CVA 218 – Être une Bénédiction pour l’Avenir

Lecture : Héb. 11 : 20—22.
« C’est aussi par la foi, qu’Isaac bénit Jacob et Ésaü à propos de l’avenir… » Lit.
« C’est par la foi que Jacob mourant bénit chacun des fils de Joseph, et qu’il adora, appuyé sur l’extrémité de son bâton. C’est par la foi que Joseph mourant fit mention de la sortie des fils d’Israël, et qu’il donna des ordres au sujet de ses os. »
Nous allons voir que chacun d’entre-nous peut décider de bénir ou d’être en bénédiction à ceux qui nous entourent.
Il ne s’agit pas bien sûr de dire en s’en allant, « Que Dieu vous bénisse ! »

Pour être une bénédiction dans la vie des autres, nous allons examiner la vie de trois personnages bibliques.
Il s’agit d’Isaac, Jacob et Joseph. Un rapide coup d’œil nous permet de dire que leur bénédiction était orientée vers leur famille :

1. Avec Isaac c’était ses enfants immédiats.
2. Avec Jacob, c’était ses petits-enfants.
3. Avec Joseph, c’était toute la tribu d’Israël.

Nous remarquons une deuxième chose, c’est que cette bénédiction fut communiquée vers la fin de leur vie.

• Gen. 27 : 2 – Isaac dit à Esaü : « Voici donc, je suis vieux, je ne connais pas le jour de ma mort. Maintenant donc, je te prie, prends tes armes, ton carquois et ton arc, va dans les champs, et chasse-moi du gibier. Fais-moi un mets comme j’aime, et apporte-le-moi à manger, afin que mon âme te bénisse avant que je meure. »
• Héb. 11 : 22 – dit « C’est par la foi que Jacob mourant bénit chacun des fils de Joseph… »
• Héb. 11 : 22 – dit, « C’est par la foi que Joseph mourant fit mention de la sortie des fils d’Israël »

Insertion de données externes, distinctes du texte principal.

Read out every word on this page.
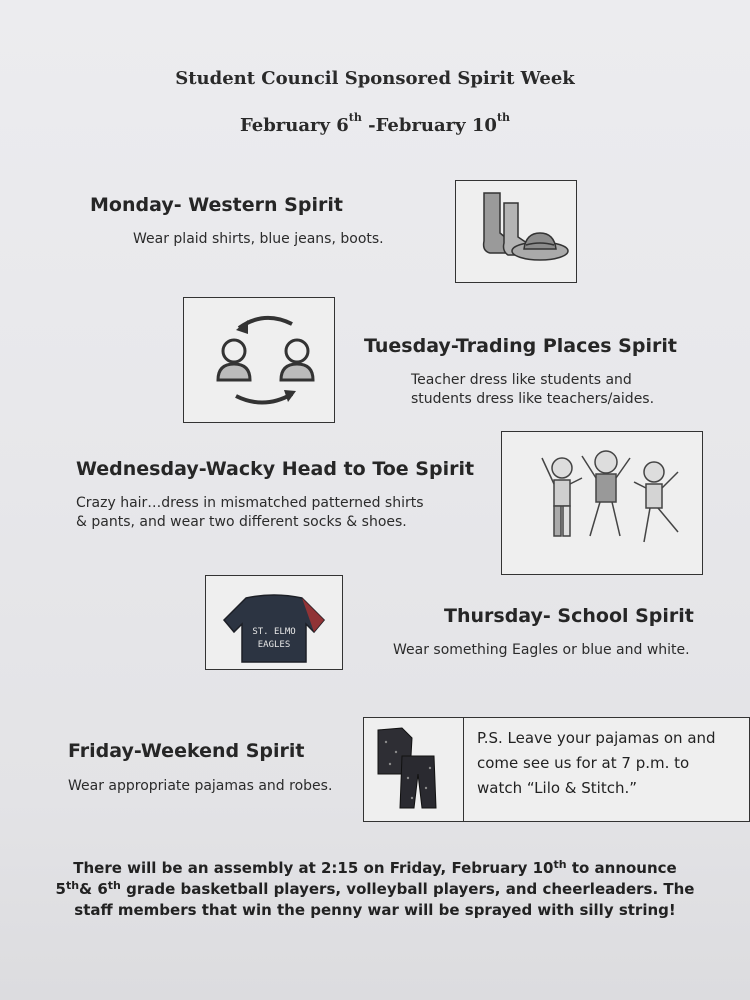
Student Council Sponsored Spirit Week
February 6th -February 10th
Monday- Western Spirit
Wear plaid shirts, blue jeans, boots.
Tuesday-Trading Places Spirit
Teacher dress like students and
students dress like teachers/aides.
Wednesday-Wacky Head to Toe Spirit
Crazy hair…dress in mismatched patterned shirts
& pants, and wear two different socks & shoes.
ST. ELMO
EAGLES
Thursday- School Spirit
Wear something Eagles or blue and white.
Friday-Weekend Spirit
Wear appropriate pajamas and robes.
P.S. Leave your pajamas on and
come see us for at 7 p.m. to
watch “Lilo & Stitch.”
There will be an assembly at 2:15 on Friday, February 10th to announce
5th& 6th grade basketball players, volleyball players, and cheerleaders. The
staff members that win the penny war will be sprayed with silly string!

Les gens réagissent différemment en sentant qu’ils sont vieux et qu’il ne leur reste pas longtemps à vivre.
Bien des gens passent leur temps à se plaindre.

Illustration :
Dans une maison de retraite, un groupe de résidents discutait chacun de ses différentes maladies.
L’un d’entre eux dit : « J’ai les bras si faibles que je peux à peine soulever cette tasse de café. » « Oui, je sais, dit un autre, mes cataractes sont dans un tel état que je ne peux même pas voir mon café. » Un troisième dit, « Je n’arrive pas à tourner la tête à cause de l’arthrite que j’ai au cou. » Plusieurs autres confirmèrent en hochant faiblement de la tête. « Les cachets que je prends pour ma tension me donnent des vertiges. » Ajouta un autre. « Je suppose que c’est le prix à payer quand on devient vieux, » dit un vieil homme d’une voix tremblante. Il y eut un acquiescement général et un court instant de silence s’ensuivit. Alors une dame âgée dit avec une certaine vitalité, « Après tout, ça ne va pas si mal ! Merci Seigneur de ce que nous pouvons encore conduire !!! »
La meilleure façon dont ces personnes pourraient nous être en bénédiction, c’est de ne plus toucher à leur voiture !

Quand Isaac, Jacob et Joseph ont su que leur fin était proche, ils ne se sont pas plaints. Ils ont mis à profit le peu d’énergie qu’il leur restait pour bénir les autres.

Le fait qu’ils aient attendu la fin de leur vie pour transmettre ces bénédictions, ne signifie pas qu’ils ont été en bénédiction seulement à la fin de leur vie.
Mais que la bénédiction était si importante, qu’ils voulaient que l’on sache que ce sont les dernières choses dont ils se sont souvenus !
Pour eux c’était leur dernier acte. C’était le résumé de toute leur vie et ils voulaient le passer aux autres !

1 –Bénir quelqu’un implique qu’il y a un futur :

a / – « C’est aussi par la foi, qu’Isaac bénit Jacob et Ésaü à propos de l’avenir… »
Il y a eu bien des moments dans la vie de ces hommes où ils étaient en droit de se demander s’ils allaient avoir un avenir.

b / – L’épouse d’Isaac avait le même problème que sa mère, elle était stérile. A un âge avancé, elle n’avait toujours pas d’enfants. Alors Isaac a prié, et Dieu l’a exaucé et même il lui a donné des jumeaux.
Les deux enfants étaient si différents que les parents se sont demandés quel allait être leur avenir ?

c / – Dès leur entrée dans le monde, il y avait déjà de l’orage dans l’air… Quand Jacob est sorti du sein de sa mère, il était accroché au talon de son frère Ésaü. Les années qui ont suivi ont confirmé cette tendance chez Jacob. Leur personnalité était si différente. Ils se disputaient tout, y compris l’amour du papa et de la maman. Une chose les faisait rester tranquille; l’un demeurait le favori du papa et l’autre de la maman. L’un préférait la vie au grand air, l’autre, vivait toujours sous la tente.
En regardant à ses enfants, Isaac s’est certainement demandé s’il y avait un avenir pour cette famille !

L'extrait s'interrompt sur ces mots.